Transcultural comparison will play a key role as it will be used to create an overarching and guiding question on space in the early modern period, which should be beneficial to different disciplines.
The following six topics are the focus of the workshop:
1. In which respects were EARLY MODERN SPACES OF RULE CONSTITUTED AS ADMINISTRATIVE UNITS, and how were they mediated in texts and images? What are the points of contact and interrelations between these spaces and their medializations? What is the relationship between the small-scale and firmly delimited urban spaces and the territorially organized princely states? How do new political and military borders relate to the existing social and economic structures?
2. BORDERS or BORDER SPACES have become a leading theme in the analysis of spaces, especially in recent research. How is the visibility and latent invisibility as well as the visualization of borders expressed in political and media practice? In what way did diplomacy, wars, and cultural and knowledge transfers make borders or borderlines (from military borders up to geographical borders) visible but, at the same time, permeable? In what ways do these processes turn borders into transcultural contact and conflict zones?
3. In the early modern period, RELIGIOUS INSTITUTIONS —comprising bishoprics, religious orders, and socio-religious building complexes (e.g., Imaret, Külliye)—also formed spaces of rule. In what way did the sacred (landscape) spaces of the early modern period, predominantly created through the construction of churches, mosques, and monuments, interact with these religious spaces of rule? Were saints, in their function as patrons of the state and country, able to create imaginary spaces sui generis?
4. Spaces of power were communicated to a generally large public in the early modern period by means of a VARIETY OF SOURCE GENRES. These included newspapers, diaries, travel reports, journalistic sources, maps, and the like, in the Ottoman Empire e.g., seyahatnâme and sefâretnâme. The spaces of political rule were, at the same time, represented in spaces of communication, which leads to the following question: Which actors created such spaces and which groups participated in them, and with which interests and (the possible combinations of text and image) testimonies?
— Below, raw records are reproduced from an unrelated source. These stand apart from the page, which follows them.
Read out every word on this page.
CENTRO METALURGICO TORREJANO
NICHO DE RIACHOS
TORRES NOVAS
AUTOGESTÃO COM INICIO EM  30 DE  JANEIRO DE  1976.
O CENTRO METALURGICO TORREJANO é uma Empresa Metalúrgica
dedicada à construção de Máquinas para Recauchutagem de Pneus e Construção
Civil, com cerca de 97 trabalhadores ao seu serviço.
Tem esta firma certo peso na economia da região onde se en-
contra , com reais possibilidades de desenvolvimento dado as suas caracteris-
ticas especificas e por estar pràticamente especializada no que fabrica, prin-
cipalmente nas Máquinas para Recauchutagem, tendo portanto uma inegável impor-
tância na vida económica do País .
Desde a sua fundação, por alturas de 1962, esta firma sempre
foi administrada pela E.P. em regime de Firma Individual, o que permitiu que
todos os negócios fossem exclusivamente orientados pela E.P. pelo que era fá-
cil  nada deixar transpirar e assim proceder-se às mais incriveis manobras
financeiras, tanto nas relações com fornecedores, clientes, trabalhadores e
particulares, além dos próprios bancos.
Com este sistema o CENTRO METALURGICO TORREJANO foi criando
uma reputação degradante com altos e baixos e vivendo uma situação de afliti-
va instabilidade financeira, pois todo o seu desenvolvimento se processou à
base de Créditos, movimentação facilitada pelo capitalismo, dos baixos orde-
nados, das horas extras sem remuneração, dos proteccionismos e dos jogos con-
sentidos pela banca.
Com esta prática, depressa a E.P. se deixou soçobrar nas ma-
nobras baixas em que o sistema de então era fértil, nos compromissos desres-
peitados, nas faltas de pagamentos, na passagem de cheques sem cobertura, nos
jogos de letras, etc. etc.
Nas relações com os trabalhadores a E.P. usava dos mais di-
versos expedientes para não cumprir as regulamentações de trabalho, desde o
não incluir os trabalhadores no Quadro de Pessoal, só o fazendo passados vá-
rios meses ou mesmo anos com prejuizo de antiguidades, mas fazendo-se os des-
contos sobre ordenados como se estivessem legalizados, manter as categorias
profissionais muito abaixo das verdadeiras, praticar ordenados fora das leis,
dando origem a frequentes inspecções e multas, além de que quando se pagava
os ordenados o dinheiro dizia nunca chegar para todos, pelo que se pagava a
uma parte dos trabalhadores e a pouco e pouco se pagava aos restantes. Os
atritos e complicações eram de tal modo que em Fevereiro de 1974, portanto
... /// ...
5. “REAL” CULTURAL SPACES (e.g., courtly representation spaces, residences and parks, squares, country houses, town halls, barracks, etc.) occupied by elites (e.g., nobility, wealthy bourgeoisie, ayan, military elites) have considerable symbolic dimensions beyond their factual existence. In what ways did visual medialization in the most diverse genres contribute to a multiplication of image cultivation, and how did it credibly assert claims to power?
6. Of fundamental importance for the concrete implementation of the described questions is their integration within the framework of the DIGITAL HUMANITIES. Therefore, in what way can the study of early modern spaces deliver added value to the methodologies used in such projects? Theoretical approaches should be combined with application-oriented case studies and discussions on specific digital implementations. This is particularly relevant to the leading researchers of research projects that have just been completed or are currently underway.
Proposals for talks and posters in German and English can be submitted as an ABSTRACT (of a maximum of 2,000 characters) and a short CURRICULUM VITAE to ihb@oeaw.ac.at by 30 April 2022. The talks will have a maximum duration of 30 minutes, and the presentations will have a maximum duration of 15 minutes.
In accordance with the interdisciplinary character of the conference, historians, Ottomanists, and art historians are included as speakers.
The conference will take place on site. Travel and accommodation expenses are covered by the organizer.